"The briefing has been requested by Andrew Bailey, the Bank of England governor and FSB chair, and will be delivered to G20 finance ministries and central banks under the board's umbrella."
"Bailey is the right person to have made the call. In an April 15 speech at Columbia University, he named Mythos by name, alongside the Gulf escalation, as one of the two events that had moved cyber up regulators' risk ranking 'faster than any other category in recent years'."
"Anthropic describes it as a cybersecurity model designed to surface long-standing vulnerabilities in browsers, infrastructure, and software, and has claimed it has already found thousands of high-severity flaws across major operating systems and browsers . When directed to develop working exploits against those flaws in internal testing, the model reportedly succeeded on the first attempt in more than 83% of cases."
"'It would be reasonable to think that the events in the Gulf are the most recent challenge to us in this world,' Bailey said, 'until, I think it was last Friday, you wake up to find that Anthropic may have found a way to crack the whole cyber risk world open.'"
Andrew Bailey, chair of the Financial Stability Board, has invited Anthropic to present findings from its Mythos cybersecurity model to G20 finance ministries and central banks. The briefing will focus on cybersecurity vulnerabilities Mythos has identified across the global financial system.
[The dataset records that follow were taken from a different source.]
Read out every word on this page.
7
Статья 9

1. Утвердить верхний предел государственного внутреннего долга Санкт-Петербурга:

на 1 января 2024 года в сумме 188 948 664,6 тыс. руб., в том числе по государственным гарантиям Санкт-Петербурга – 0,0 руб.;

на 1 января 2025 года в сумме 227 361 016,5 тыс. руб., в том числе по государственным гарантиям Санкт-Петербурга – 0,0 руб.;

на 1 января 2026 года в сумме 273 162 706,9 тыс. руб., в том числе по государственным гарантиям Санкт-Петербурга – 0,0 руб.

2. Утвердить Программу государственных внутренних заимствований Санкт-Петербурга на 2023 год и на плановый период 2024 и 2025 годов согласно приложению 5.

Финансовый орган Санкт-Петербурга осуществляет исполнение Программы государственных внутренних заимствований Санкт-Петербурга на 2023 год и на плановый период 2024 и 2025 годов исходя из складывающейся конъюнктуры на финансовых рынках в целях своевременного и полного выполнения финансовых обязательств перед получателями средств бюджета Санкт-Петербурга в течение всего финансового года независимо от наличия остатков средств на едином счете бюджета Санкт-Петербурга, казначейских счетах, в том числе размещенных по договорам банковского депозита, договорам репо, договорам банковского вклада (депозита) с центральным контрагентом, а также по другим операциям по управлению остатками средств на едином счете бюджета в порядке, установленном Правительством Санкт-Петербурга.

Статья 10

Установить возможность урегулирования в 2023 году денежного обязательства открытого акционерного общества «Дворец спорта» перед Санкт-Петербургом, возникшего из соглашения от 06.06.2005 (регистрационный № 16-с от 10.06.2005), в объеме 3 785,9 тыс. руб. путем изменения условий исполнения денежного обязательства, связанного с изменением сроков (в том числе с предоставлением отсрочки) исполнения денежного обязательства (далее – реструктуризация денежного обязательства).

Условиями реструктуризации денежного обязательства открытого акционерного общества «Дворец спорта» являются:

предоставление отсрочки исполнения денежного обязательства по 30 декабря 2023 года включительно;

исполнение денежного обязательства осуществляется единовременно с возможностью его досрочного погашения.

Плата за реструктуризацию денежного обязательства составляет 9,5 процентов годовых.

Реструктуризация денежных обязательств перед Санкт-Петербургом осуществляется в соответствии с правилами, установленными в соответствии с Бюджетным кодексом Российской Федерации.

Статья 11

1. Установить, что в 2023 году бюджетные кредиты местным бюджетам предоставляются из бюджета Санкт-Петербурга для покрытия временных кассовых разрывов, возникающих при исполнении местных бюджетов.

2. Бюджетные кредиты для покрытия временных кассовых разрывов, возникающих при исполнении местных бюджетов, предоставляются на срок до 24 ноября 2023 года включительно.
Bailey previously highlighted Mythos by name and cited cyber risk as rising faster than other regulatory risk categories. Mythos is described as a cybersecurity model that surfaces long-standing vulnerabilities in browsers, infrastructure, and software. Anthropic has claimed it found thousands of high-severity flaws in major operating systems and browsers. In internal testing, the model reportedly developed working exploits on the first attempt in more than 83% of cases, raising dual-use concerns for regulators.